Retinal ganglion cells and their post-synaptic "relay" neurons in the dLGN are well known to have center-surround opponent receptive fields, such that their responses selectively encode spatial differences in luminance. Nevertheless, spatially uniform temporally flickering white noise is a powerful visual stimulus for these neurons, evoking spikes at specific times in the white noise sequence with high reliability and precision. Consequently, if the same white noise stimulus is presented repeatedly and the responses are aligned to the stimulus and displayed as a raster plot, the neural response literally resembles a barcode. Different neurons fire different barcodes in response to the same stimulus, reflecting their distinct spatiotemporal integration filters and intrinsic nonlinearities. There are a few examples in the literature, however, of the identical barcode showing up in different neurons even in different animals or different species. This inspired the idea that neurons might be classified according to their barcode patterns in response to some standard white noise stimulus.

However, it is not known whether neurons in primary or higher visual cortical areas or in the superior colliculus will also be driven by spatially uniform white noise, or whether their responses will be barcode-like. Even in the dLGN, where barcodes have been observed before, it remains unknown whether dGN responses will be barcode-like in mice or in awake animals. Finally we have no idea how many such barcode classes there might be, how discrete or continuous the categories, or what fraction of neurons belong to an identifiable barcode class.

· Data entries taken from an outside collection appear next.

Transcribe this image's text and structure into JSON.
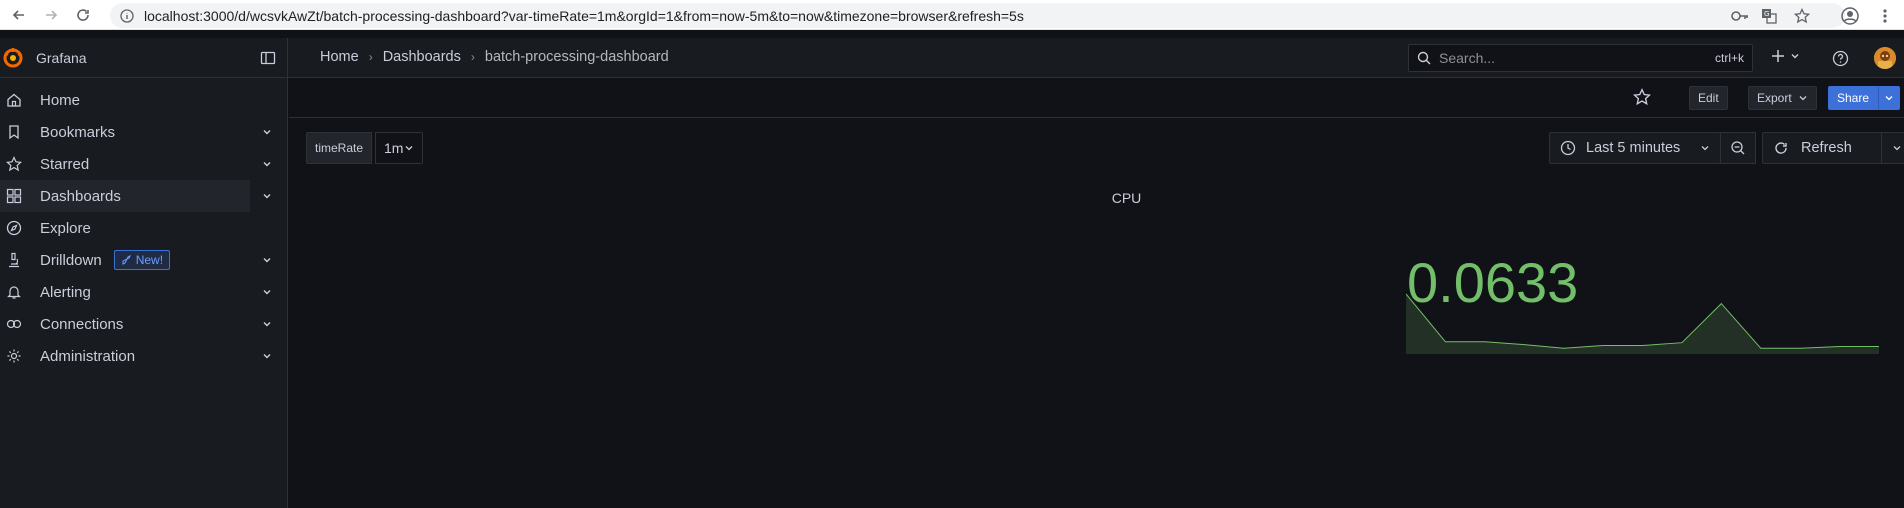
{
  "browser": {
    "url": "localhost:3000/d/wcsvkAwZt/batch-processing-dashboard?var-timeRate=1m&orgId=1&from=now-5m&to=now&timezone=browser&refresh=5s"
  },
  "topbar": {
    "brand": "Grafana",
    "breadcrumbs": [
      "Home",
      "Dashboards",
      "batch-processing-dashboard"
    ],
    "search_placeholder": "Search...",
    "search_shortcut": "ctrl+k"
  },
  "sidebar": {
    "items": [
      {
        "label": "Home",
        "icon": "home-icon",
        "expandable": false
      },
      {
        "label": "Bookmarks",
        "icon": "bookmark-icon",
        "expandable": true
      },
      {
        "label": "Starred",
        "icon": "star-icon",
        "expandable": true
      },
      {
        "label": "Dashboards",
        "icon": "dashboards-icon",
        "expandable": true,
        "active": true
      },
      {
        "label": "Explore",
        "icon": "compass-icon",
        "expandable": false
      },
      {
        "label": "Drilldown",
        "icon": "microscope-icon",
        "expandable": true,
        "badge": "New!"
      },
      {
        "label": "Alerting",
        "icon": "bell-icon",
        "expandable": true
      },
      {
        "label": "Connections",
        "icon": "connections-icon",
        "expandable": true
      },
      {
        "label": "Administration",
        "icon": "gear-icon",
        "expandable": true
      }
    ]
  },
  "toolbar": {
    "edit_label": "Edit",
    "export_label": "Export",
    "share_label": "Share"
  },
  "controls": {
    "variable_label": "timeRate",
    "variable_value": "1m",
    "time_range": "Last 5 minutes",
    "refresh_label": "Refresh"
  },
  "panel": {
    "title": "CPU",
    "value": "0.0633",
    "color": "#73bf69",
    "sparkline": [
      0.0633,
      0.012,
      0.012,
      0.009,
      0.005,
      0.008,
      0.008,
      0.011,
      0.053,
      0.005,
      0.005,
      0.007,
      0.007
    ]
  }
}
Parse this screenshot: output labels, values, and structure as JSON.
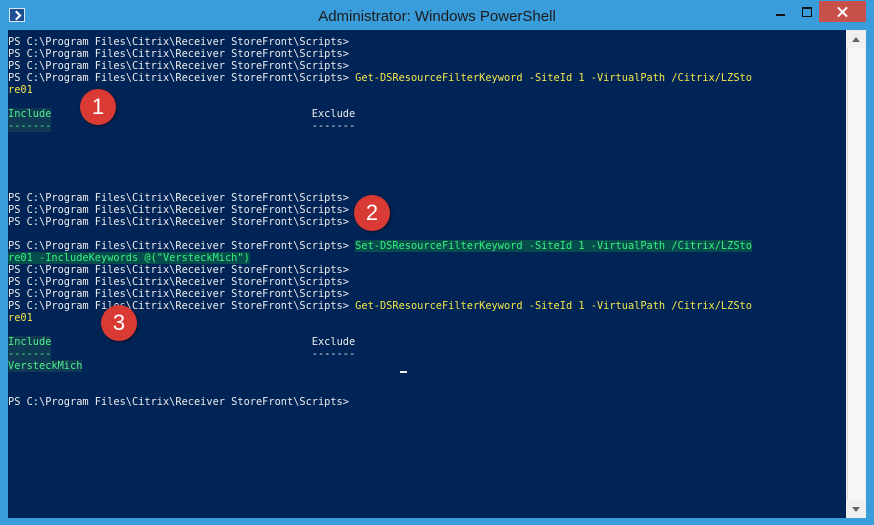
{
  "window": {
    "title": "Administrator: Windows PowerShell"
  },
  "console": {
    "prompt": "PS C:\\Program Files\\Citrix\\Receiver StoreFront\\Scripts> ",
    "commands": {
      "get_filter_keyword_1": "Get-DSResourceFilterKeyword -SiteId 1 -VirtualPath /Citrix/LZSto",
      "get_filter_keyword_1_wrap": "re01",
      "set_filter_keyword": "Set-DSResourceFilterKeyword -SiteId 1 -VirtualPath /Citrix/LZSto",
      "set_filter_keyword_wrap": "re01 -IncludeKeywords @(\"VersteckMich\")",
      "get_filter_keyword_2": "Get-DSResourceFilterKeyword -SiteId 1 -VirtualPath /Citrix/LZSto",
      "get_filter_keyword_2_wrap": "re01"
    },
    "output": {
      "include_header": "Include",
      "exclude_header": "Exclude",
      "separator": "-------",
      "include_value": "VersteckMich"
    }
  },
  "annotations": {
    "marker_1": "1",
    "marker_2": "2",
    "marker_3": "3"
  },
  "colors": {
    "console_background": "#012456",
    "console_text": "#eeedf0",
    "command_text": "#f3e64a",
    "highlight_text": "#33f27e",
    "titlebar": "#3a9ddb",
    "close_button": "#c7504b",
    "marker": "#d93a33"
  },
  "icons": {
    "app": "powershell-icon",
    "minimize": "minimize-icon",
    "maximize": "maximize-icon",
    "close": "close-icon",
    "scroll_up": "scroll-up-arrow-icon",
    "scroll_down": "scroll-down-arrow-icon"
  }
}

To answer all these questions, this Allen Instute OpenScope project is presenting many repeats of a white noise stimulus to awake mice while recording throughout the brain with Neuropixels electrodes, targeting as many visually responsive cortical and subcortical brain areas as possible. In addition to spatially uniform white noise, we are also presenting sinusoidal gratings whose contrast is modulated by the identical temporal white noise sequence.

The value of this public data set will extend beyond this analysis. White noise responses of neurons are valuable for many other kinds of anlaysis, including measuring temporal precision, trial-by-trial reliability, entropy, and mutual information of visual responses. Yet white noise visual stimuli are missing from the current open data ecosystem for the mouse visual system.